Les Délices de Tokyo

Dans Les Délices de Tokyo, des trains découpent l’écran, à intervalles irréguliers. Ils interrompent les déambulations urbaines des personnages, et perturbent par leur surgissement bruyant dans un paysage si chargé, au milieu des immeubles et routes qui forment la tapisserie peu avenante du dernier film de Naomi Kawase. Ces trains, les personnages n’y montent jamais. Ils les observent, les subissent. Une manière de dire qu’ils sont au ban de la société : soit qu’ils en ont été écartés, comme Sentaro, un repris de justice condamné à tenir une petite boutique de dorayakis pour repayer une dette, ou comme Tokue, ancienne lépreuse tenue à l’écart du monde pendant 50 ans ; soit qu’ils n’y trouvent pas leur place comme Wakana, une adolescente qui ne semble pas avoir d’autre refuge que cette boutique. Ces trains jaunes lancés à pleine vitesse sont ainsi des projections de la modernité rugissante, qui impose son rythme et laisse sur le quai ceux qui ne veulent ou ne peuvent pas en être. Pas d’alternative, pas de juste milieu, vous êtes un salaryman ou un marginal, dans une société corsetée à l’extrême, étouffée de convenances et de normes qui frappent toutes les générations, et tous les sexes, de l’adolescente de 15 ans à la mamie de 75.

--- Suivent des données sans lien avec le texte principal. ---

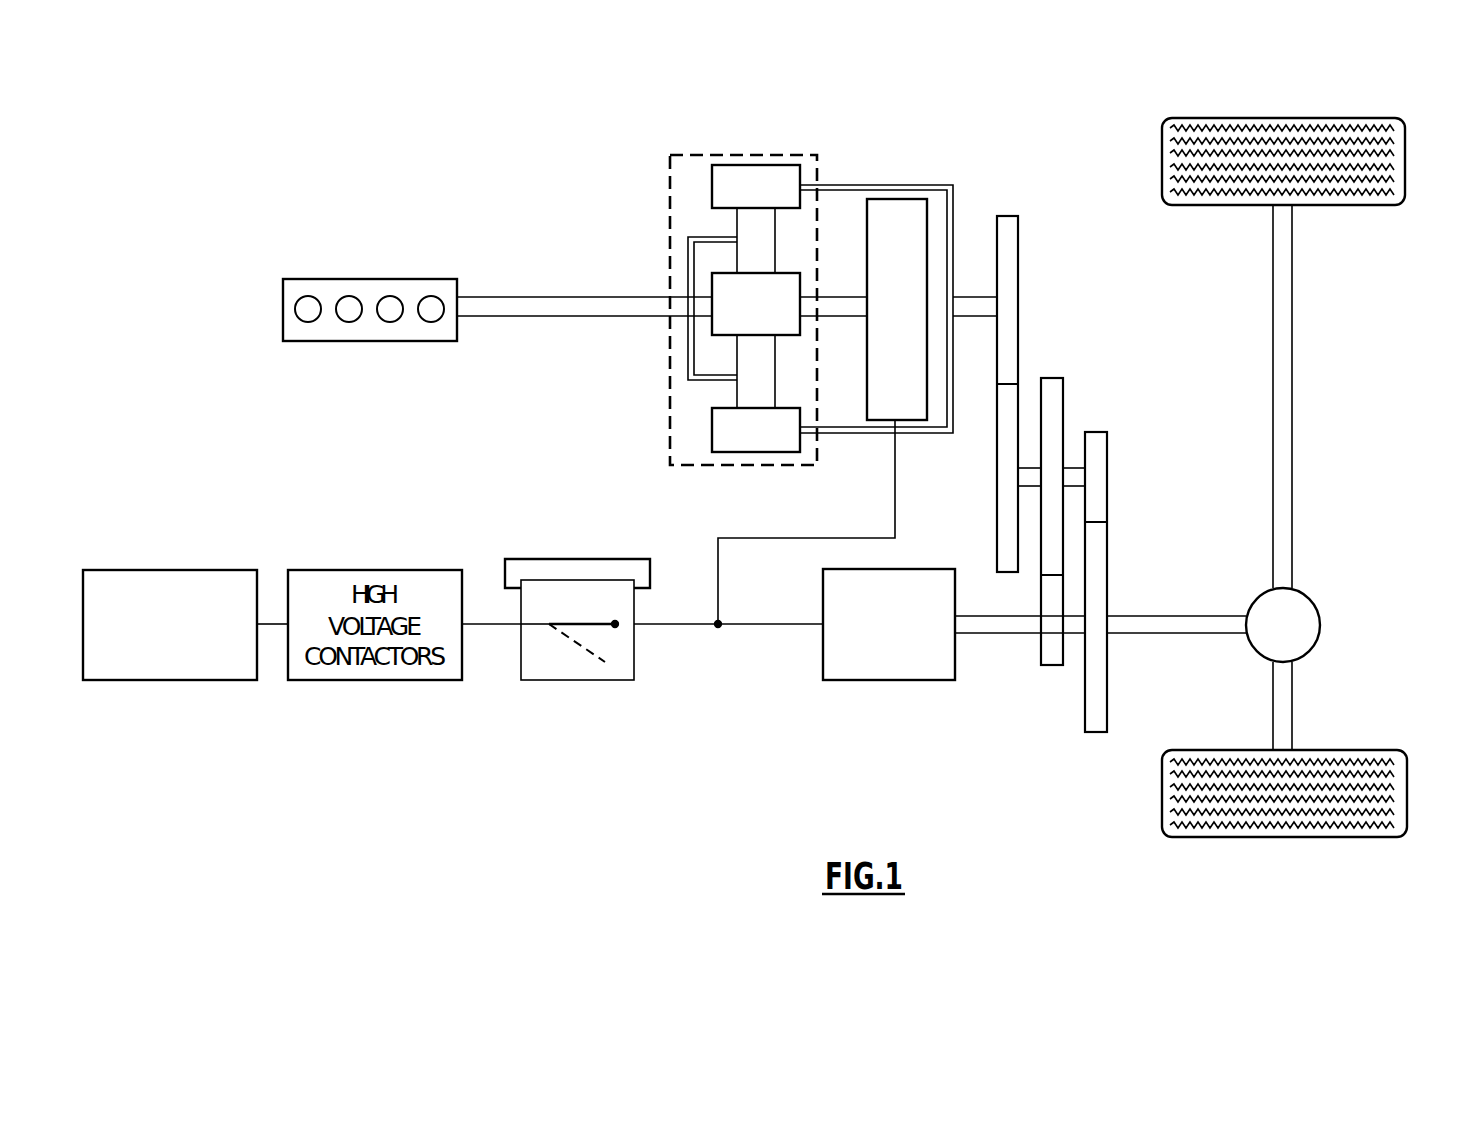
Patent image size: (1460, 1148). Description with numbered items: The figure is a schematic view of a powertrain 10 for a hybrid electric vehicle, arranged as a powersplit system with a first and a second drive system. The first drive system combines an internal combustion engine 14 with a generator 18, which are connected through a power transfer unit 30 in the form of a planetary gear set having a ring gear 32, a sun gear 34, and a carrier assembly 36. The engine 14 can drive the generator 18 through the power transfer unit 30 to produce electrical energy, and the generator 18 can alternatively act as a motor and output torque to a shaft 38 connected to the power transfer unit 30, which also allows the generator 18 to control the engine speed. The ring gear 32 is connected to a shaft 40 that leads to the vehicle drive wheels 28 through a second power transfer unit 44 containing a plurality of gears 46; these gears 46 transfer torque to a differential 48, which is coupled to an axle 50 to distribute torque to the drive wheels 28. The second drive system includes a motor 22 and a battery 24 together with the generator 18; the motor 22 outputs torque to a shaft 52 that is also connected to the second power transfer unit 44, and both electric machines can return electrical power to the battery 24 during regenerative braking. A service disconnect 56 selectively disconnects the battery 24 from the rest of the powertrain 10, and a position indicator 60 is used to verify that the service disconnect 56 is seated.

The powertrain 10 is at (506, 176).
The engine 14 is at (300, 279).
The generator 18 is at (876, 199).
The motor 22 is at (957, 665).
The battery 24 is at (162, 570).
The vehicle drive wheels 28 is at (1407, 790).
The power transfer unit 30 is at (668, 444).
The ring gear 32 is at (712, 183).
The sun gear 34 is at (712, 280).
The carrier assembly 36 is at (688, 365).
The shaft 38 is at (836, 297).
The shaft 40 is at (975, 297).
The second power transfer unit 44 is at (1110, 496).
The gears 46 is at (1063, 400).
The differential 48 is at (1315, 648).
The axle 50 is at (1292, 380).
The shaft 52 is at (1010, 633).
The service disconnect 56 is at (634, 659).
The position indicator 60 is at (620, 559).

Hokusai poete chinois su dongpo
Katsushika Hokusai, Le poète chinois Su Dongpo

Ce sont ces marginaux que Naomi Kawase choisit de filmer, et eux seulement. Filmés majoritairement en gros plan à faible profondeur de champ, ils se déplacent dans un décor confiné, celui de cette minuscule boutique, ou de leurs appartements respectifs, sans vie et sans décoration. Peu de scènes d’extérieurs, peu de contacts avec les autres, ce sont le trio et sa boutique qui intéressent la réalisatrice. Seules respirations dans la mise en scène : des plans fixes contemplatifs de la nature en mouvement, souvent sans présence humaine, intervenant régulièrement pour dire le passage des saisons et des étapes du récit. Dès lors, Les Délices va se construire sur le rapprochement de ces trois paumés, qui n’ont rien d’autre que les Doriyaki en commun. Construire un film sur un lien aussi ténu est une gageure, mais l’ensemble tient la route car les personnages ne sont pas tant rapprochés par ce qu’ils ont en commun que par l’horizon bouché que leur oppose la société japonaise. La solution à ce rejet, Tokue va la fournir en forme de leçon de sagesse, elle qui a du apprendre à vivre recluse, puisque les lépreux japonais étaient condamnés à vivre en autarcie jusqu’en 1996. Les passages relatant cet enfermement sont une grande réussite du film, certainement les plus émouvants, comme la première visite de Sentaro et Wakana qui s’attendent à l’horreur et découvrent un havre de paix. Ce sont paradoxalement les scènes tournées dans la « réserve » des lépreux qui semblent les plus aérées, les plus libres, laissant la place à  la nature sublimée dans des plans plus larges.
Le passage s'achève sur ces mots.